Из всего этого я вывожу, что сравнение ни на чем не основано. Я говорю это не из обиды, так как Руссо был великолепным человеком, и сравнение было бы очень лестным, если бы было правильным; но мне не может притти в голову радоваться химере…
Насколько простирается слава (т. е. слава при жизни), я получил свою долю — пожалуй,
навернобольшую, чем
заслужил. Странные вещи пришлось мне самому испытать по поводу того, в какие неожиданные и дикие места может проникнуть имя человека и где оно может запечатлеться. Года два (почти три) тому назад, в августе или июле 1819 года, я получил в Равенне письмо… из Дронтгейма в Норвегии, переполненное обычными комплиментами… В том же месяце я получил приглашение в Голштинию от какого-то мистера Якобсена (если не ошибаюсь) из Гамбурга. Странно было получить приглашение провести лето в
Голштинии, находясь в
Италии, от людей, которых я никогда не видел. Письмо было адресовано в Венецию. Мистер Дж. говорил мне «о диких розах, растущих летом в Голштинии»: зачем же в таком случае эмигрировали кимвры и тевтоны?
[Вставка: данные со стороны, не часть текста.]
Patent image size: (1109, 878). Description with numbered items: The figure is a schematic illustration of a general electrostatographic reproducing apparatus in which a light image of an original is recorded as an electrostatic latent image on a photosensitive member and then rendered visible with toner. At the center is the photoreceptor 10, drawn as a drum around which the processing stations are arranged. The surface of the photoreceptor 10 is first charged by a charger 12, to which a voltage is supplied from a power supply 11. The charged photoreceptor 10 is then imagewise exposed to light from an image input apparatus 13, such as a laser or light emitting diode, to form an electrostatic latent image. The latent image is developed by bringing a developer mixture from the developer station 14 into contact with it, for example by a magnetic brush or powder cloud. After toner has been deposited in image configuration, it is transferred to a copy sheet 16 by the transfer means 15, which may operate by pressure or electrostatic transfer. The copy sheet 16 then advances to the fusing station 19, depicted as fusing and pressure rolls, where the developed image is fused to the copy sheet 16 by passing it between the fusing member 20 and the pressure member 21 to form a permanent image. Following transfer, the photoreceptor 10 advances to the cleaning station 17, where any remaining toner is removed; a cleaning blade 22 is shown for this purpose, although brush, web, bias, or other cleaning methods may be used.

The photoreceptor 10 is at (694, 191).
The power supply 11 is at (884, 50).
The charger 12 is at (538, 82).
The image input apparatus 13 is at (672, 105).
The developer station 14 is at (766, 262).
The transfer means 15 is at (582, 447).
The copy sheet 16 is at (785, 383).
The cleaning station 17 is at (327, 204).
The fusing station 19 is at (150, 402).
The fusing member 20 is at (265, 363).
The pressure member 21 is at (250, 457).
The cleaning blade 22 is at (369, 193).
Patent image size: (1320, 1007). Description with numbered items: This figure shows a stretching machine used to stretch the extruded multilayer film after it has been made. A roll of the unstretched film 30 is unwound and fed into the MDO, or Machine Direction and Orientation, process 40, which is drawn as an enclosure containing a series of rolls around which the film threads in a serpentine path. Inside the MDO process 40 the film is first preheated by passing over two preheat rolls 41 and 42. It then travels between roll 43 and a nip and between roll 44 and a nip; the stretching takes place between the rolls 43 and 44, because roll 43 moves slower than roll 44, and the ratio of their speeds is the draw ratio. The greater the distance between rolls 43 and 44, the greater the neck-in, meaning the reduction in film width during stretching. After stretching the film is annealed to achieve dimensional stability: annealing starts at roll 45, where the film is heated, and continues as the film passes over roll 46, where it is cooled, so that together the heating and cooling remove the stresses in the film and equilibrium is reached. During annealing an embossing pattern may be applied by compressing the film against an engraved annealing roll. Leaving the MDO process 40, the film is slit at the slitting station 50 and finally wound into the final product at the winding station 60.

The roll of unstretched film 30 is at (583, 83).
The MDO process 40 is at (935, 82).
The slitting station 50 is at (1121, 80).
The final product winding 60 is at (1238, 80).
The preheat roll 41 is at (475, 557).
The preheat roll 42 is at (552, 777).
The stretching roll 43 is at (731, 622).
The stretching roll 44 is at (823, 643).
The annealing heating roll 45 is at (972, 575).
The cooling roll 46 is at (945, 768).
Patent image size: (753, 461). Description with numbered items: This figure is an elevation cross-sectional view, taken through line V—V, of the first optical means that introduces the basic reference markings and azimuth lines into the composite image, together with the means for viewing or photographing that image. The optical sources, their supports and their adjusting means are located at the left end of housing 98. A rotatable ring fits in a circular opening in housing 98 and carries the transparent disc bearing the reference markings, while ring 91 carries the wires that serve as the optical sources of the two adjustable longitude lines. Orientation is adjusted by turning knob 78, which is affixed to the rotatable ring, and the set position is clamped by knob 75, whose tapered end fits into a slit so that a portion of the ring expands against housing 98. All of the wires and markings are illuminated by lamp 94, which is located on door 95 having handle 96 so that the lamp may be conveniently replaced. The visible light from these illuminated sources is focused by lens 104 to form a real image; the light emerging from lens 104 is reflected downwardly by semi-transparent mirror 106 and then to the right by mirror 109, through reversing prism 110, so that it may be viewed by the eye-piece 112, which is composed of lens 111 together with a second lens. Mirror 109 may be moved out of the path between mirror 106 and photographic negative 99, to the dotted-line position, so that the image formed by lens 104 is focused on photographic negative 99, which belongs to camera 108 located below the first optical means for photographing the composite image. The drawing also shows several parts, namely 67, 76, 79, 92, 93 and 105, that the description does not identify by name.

Какая странная вещь — жизнь и люди! Если бы я постучался в дверь того дома, в котором живет моя дочь, дверь захлопнулась бы перед моим носом, если бы только я не сбил с ног швейцара (что не лишено возможности); а если бы я в тот год (и даже теперь) отправился в Дронтгейм (самый отдаленный город Норвегии) или в Голштинию, я был бы встречен с распростертыми об'ятиями в доме чужих мне людей, иностранцев, не связанных со мной никакими узами, кроме духовных, ничем, кроме отдаленных слухов.